In other words: Games, by definition, have winstates. And we expect them to. The instant we’re engaging with a game, we’re instinctively trying to discern what the winstate is and how we can reach it.

This is true even of games that are intended to be experiences of a created world as much as they are puzzles – games like Myst, and more recently That Game Company’s Flower and Journey. We’re still trying to do whatever it is we need to do in order to progress through the world. Journey is probably one of the most emotional games I’ve ever played, yet it’s still made up of a series of puzzles.

So what we’re dealing with here is actually one of the limits inherent in games: The point at which winstates stop being the goal and start becoming distractions. Because it’s still very hard for most of us to shed the fundamental assumption that they are the goal.

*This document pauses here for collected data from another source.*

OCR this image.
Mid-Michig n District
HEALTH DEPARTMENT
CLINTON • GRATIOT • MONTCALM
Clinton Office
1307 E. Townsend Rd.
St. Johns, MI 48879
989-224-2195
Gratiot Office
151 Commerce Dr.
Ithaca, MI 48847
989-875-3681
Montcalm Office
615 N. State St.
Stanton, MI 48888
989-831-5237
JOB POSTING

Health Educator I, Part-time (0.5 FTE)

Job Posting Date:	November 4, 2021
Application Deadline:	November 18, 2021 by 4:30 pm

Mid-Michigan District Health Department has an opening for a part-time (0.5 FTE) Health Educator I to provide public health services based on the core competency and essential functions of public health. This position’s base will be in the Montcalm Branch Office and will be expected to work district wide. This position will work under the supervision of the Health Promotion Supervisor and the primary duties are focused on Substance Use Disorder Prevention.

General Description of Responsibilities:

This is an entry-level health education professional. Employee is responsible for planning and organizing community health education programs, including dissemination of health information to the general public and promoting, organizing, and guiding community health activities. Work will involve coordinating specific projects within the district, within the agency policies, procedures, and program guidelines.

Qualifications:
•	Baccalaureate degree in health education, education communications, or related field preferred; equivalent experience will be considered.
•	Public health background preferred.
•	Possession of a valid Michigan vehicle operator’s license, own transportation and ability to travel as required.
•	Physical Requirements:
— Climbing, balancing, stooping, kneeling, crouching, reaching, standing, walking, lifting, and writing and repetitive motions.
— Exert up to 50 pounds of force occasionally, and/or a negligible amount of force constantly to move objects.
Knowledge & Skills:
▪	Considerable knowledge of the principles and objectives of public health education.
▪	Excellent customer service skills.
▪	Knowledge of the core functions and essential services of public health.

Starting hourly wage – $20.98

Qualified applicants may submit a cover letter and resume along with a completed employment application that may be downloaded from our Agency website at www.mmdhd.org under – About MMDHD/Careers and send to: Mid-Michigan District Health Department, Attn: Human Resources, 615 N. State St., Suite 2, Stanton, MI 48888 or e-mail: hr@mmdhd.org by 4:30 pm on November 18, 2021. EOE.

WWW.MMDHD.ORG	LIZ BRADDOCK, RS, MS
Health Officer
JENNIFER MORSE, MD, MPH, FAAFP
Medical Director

This becomes especially problematic when what we’re doing to achieve the winstate is objectively kind of horrible. I’ve heard it observed that when you kill a character in a shooter, you’re not really killing someone in your head – even someone fictional, and as I’ve argued before, fiction is a significant component of reality – so much as you are solving a puzzle. Killing someone is just what you need to do in order to progress through the game; in Call of Duty, you kill a bunch of dudes to get to the next area so you can kill a bunch more dudes, and so on ad nauseum. If you want to, say, tell a story about exactly what it means to commit murder on this scale, the emotional and ethical weight of those murders is still going to be diminished by what it actually means to kill in the context of a game. By what we assume it means.

Some games have commented on this pretty effectively by questioning precisely what it means to kill in this way with this level of significance. Spec Ops: The Line, for example, gives the player the standard kill-dudes-next-area-kill-more-dudes shooter experience and then turns around and heaps abuse on the player for doing exactly what the game constrains them into doing, as well as on the very assumptions with which we all engage with shooters. It’s a game that actively hates itself for what it is and hates the player for playing it. It knows why its own structure and relationship with a player constrain the kinds of stories that can be told and the kinds of actions that can be performed. It’s not trying to break out of those limitations; it’s questioning whether a breakout is even possible.

Our actions are naturally constrained by what we perceive as not only appropriate but possible. We can’t do certain things with certain technologically mediated forms of storytelling because there are limits to what users can imagine within the context of those media. What I want to emphasize here is that this is a very real problem for anyone trying to do anything innovative with design; too innovative, too unfamiliar, and the user won’t possess the baseline  assumptions, imaginings, and understandings necessary to experience the medium in the way the designer intended. This is a particular problem with operating systems, as the backlash to the rollout of Windows 8 reveals. Even if people can figure out a new thing, they might not find it a comfortable space to be in if that space doesn’t conform to their expectations of what that space can and should be like. Having to expand the bounds of what one expects is not always – if ever – a pleasant experience. And sometimes it simply can’t be done.

But I want to return to storytelling in particular, and especially about what it means to tell stories with emerging forms of technology, with things that are still arguably in flux. Computer and video games are still very much a new medium; we’re still figuring out what they can even do, and there’s been a lot of debate around what’s really possible. Our perceptions of what’s possible tend to be persistent; with visual media, there are certain assumptions coded within different forms, and when there’s a mismatch between those assumptions and what the artist is using them to do, the effect can be jarring.

Our assumptions about how to engage with different technologies will almost certainly expand along with how we use them (and in many ways changing assumptions will probably be the driving force behind new kinds of use). We’ll probably see a day when games aren’t defined by winstates. In the meantime, however, death can only mean so much.